The evaluation starts with \(x_0\) and will stop at the last frame for each clip, \(x_T\).
3D Streaming
This is the same problem, but with an additional dimension in input \(x^{3D}\). Each algorithm, \(f\) is defined as a function that estimates the next image given a current stereo pair, the next stereo pair, and calibration information: \(x_{t+1}^{3D} = f(I^{left}_t, I^{right}_t, I^{left}_{t+1}, I^{right}_{t+1}, K, Q, x^{3D}_t)\) Where \(K\) is the camera intrinsic matrix of the left camera and \(Q\) is the opencv backprojection matrix, \(Q\).

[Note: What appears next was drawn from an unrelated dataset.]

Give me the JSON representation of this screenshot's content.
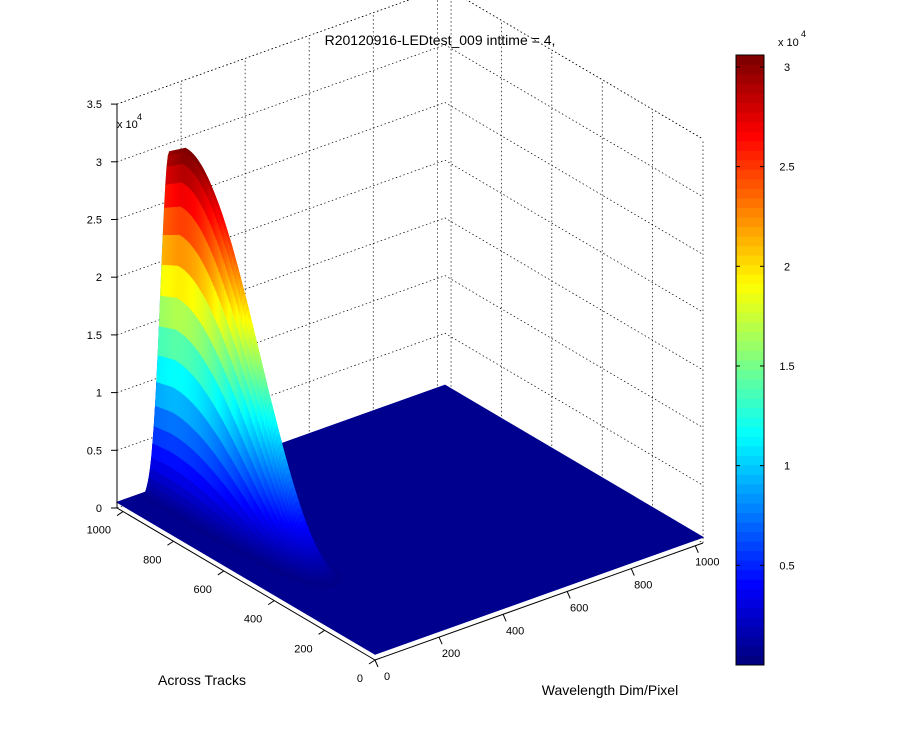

Code for algorithm evaluation in STIRMetrics will be uploaded in June with evaluation code for 3D algorithms. For the meantime, the STIRLoader supports loading data from STIR along with K and Q, look at the dataloader used in STIRMetrics and modify it accordingly.
Non-Streaming
Algorithms which ingress full video sequences do not have provided reference implementations currently, but are welcomed in the challenge if they modify their API to store their hidden state, and take in the framewise inputs, similar to the above 2D streaming example.
Prizes
Prizes in the 3D category are also valid for 2D prizes. For example, if a method is first in 3D (compared against 3D participants) and second in 2D (against 2D and 3D participants), then they will get 9 units (6 for second 2D +3 for first place in 3D) of cash. The efficiency prize will be offered to the most accurate (according to 2D accuracy) method, either 2D or 3D, that is performant above a given threshold. The exact threshold is still in deliberation, but should be set relative to the latency of the RAFT-small model. For participants looking for the efficiency prize, we recommend starting with, or comparing your method to RAFT_STIR in performance using STIRHoloscan code.
Cash Prizes (USD)
2D: First: $2025 Second: $1350 Third: $675
3D: First: $675 Second: $450 Third: $225
Efficiency Prize
An IGX Orin Developer Kit equipped with the latest RTX 6000 ADA Generation GPU.